It was late when he arrived at Nome, nevertheless a diligent search

of the Front Street saloons failed to locate either man. He was still

looking for them when they came riding in.



With their delayed arrival Bill's apprehensions vanished, as likewise

did his imaginary toothache. He had feared that they were in the habit

of bringing the gold to Nome, there perhaps to bank it with some

friend; but now he knew that they were too cautious for that, and

preferred instead to cache it somewhere in the hills. This simplified

matters immensely, so Bill looked up his little doctor for a sociable

visit.



Thomas was in his office; he greeted Bill warmly.



"Say! Pill-rolling must be brisk to keep you on the job till

midnight," the latter began.



"Business is rotten!" exclaimed the physician. "And it's a rotten

business."



"Nobody sick? That's tough. Open a can of typhoid germs, and I'll put

'em in the well. Anything to stir up a little trade."



"I've just balanced my books and--I've just heard from Alice."



"Do the books balance?"



"Oh, perfectly--nothing equals nothing--it's a perfect equilibrium.

Alice wants me to come home and start all over, and I'm tempted to do

so."



"Ain't going to throw up your tail, are you?"



"I can't get along without her." Thomas was plainly in the depths; he

turned away and stared moodily out into the dim-lit street. It was

midnight, but already the days were shortening, already there was an

hour or two of dusk between the evening and the morning light.



"Of course you can't get along without her," the ex-bandit agreed. "I

seen that when I looked at her picture. Why don't you bring her in?"



"Bring her in--here?" Thomas faced about quickly. "Humph! Not much."



"Well, this ain't no doll's village, that's a fact. It's full of

wicked men, and the women ain't wuth braggin' over. S'pose we go out

and marry her?"



"We?" Thomas smiled for the first time.



"Sure. I'll stick to the bitter finish."



"I'm broke, Bill."



"Pshaw, now! Don't let that worry you. I got money."



"You?" The doctor was surprised. "Where did you get it?"

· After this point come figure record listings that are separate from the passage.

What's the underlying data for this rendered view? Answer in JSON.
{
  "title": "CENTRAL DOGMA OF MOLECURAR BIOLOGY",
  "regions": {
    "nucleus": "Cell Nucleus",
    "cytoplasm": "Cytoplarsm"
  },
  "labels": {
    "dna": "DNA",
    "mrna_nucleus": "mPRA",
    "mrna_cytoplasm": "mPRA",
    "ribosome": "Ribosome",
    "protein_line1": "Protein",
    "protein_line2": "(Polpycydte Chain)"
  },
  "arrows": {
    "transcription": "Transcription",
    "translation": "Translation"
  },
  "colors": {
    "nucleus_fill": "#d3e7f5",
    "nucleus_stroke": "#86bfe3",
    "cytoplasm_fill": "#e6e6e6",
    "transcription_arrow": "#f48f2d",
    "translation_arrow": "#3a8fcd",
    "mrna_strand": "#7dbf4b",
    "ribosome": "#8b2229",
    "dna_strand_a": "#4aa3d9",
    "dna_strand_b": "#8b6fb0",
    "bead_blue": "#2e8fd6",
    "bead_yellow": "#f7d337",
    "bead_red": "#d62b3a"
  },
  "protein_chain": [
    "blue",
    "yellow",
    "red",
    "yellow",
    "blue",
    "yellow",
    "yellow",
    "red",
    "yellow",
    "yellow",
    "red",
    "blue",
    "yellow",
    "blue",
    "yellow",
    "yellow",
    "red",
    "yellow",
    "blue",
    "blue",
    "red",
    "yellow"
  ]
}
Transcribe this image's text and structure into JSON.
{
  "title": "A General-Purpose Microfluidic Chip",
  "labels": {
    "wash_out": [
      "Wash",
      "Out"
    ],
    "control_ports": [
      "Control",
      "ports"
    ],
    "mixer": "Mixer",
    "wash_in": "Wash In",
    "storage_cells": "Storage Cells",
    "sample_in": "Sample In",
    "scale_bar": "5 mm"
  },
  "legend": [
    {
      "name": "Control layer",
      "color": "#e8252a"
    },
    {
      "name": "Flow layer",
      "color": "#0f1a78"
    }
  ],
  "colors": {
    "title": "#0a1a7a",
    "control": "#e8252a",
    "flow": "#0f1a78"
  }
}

"Well, I got it! That's the main thing. It was--left to me."



"Honestly?"



"What d'you mean, 'honestly'?"



"How much?"



"I dunno, exactly. You see, I ain't got it actually in my mit--"



"Oh!"



"But I'll have it, all righto. It's just waiting for me to close down

on it. I reckon there must be a thousand gold buzzards in the stack,

mebby more. It's all yours."



"Thanks!" said the physician, unimpressed.



"Look me in the eye." Bill spoke earnestly. "Twenty thousand iron men

ain't so bad. It'll buy a lot of doll's clothes. We can have a big

party--I ain't kidding!" Then reading amused incredulity in his

friend's face he demanded: "How you know I ain't got a rich uncle that

raised me from a colt and that broke his heart at me runnin' away and

turning out wild, and has had lawyers gunnin' for me ever since he

knew he was gettin' old and going to croak? How you know that, eh?"



"I don't know. I don't know anything about you, Bill. That's one of

the most interesting features of our friendship."



"Well, pay a little attention to me. Now then, I figger it like this:

I got lungs like a grasshopper, and the money won't do me no good, so

I'll stake you and Miss Alice to it."



Doctor Thomas eyed the speaker curiously. "I believe you would," said

he, after a moment.



"Would I? Say! You ever seen a feather bed tied up with a rope? You

sit tight and I'll slip you a roll just that size."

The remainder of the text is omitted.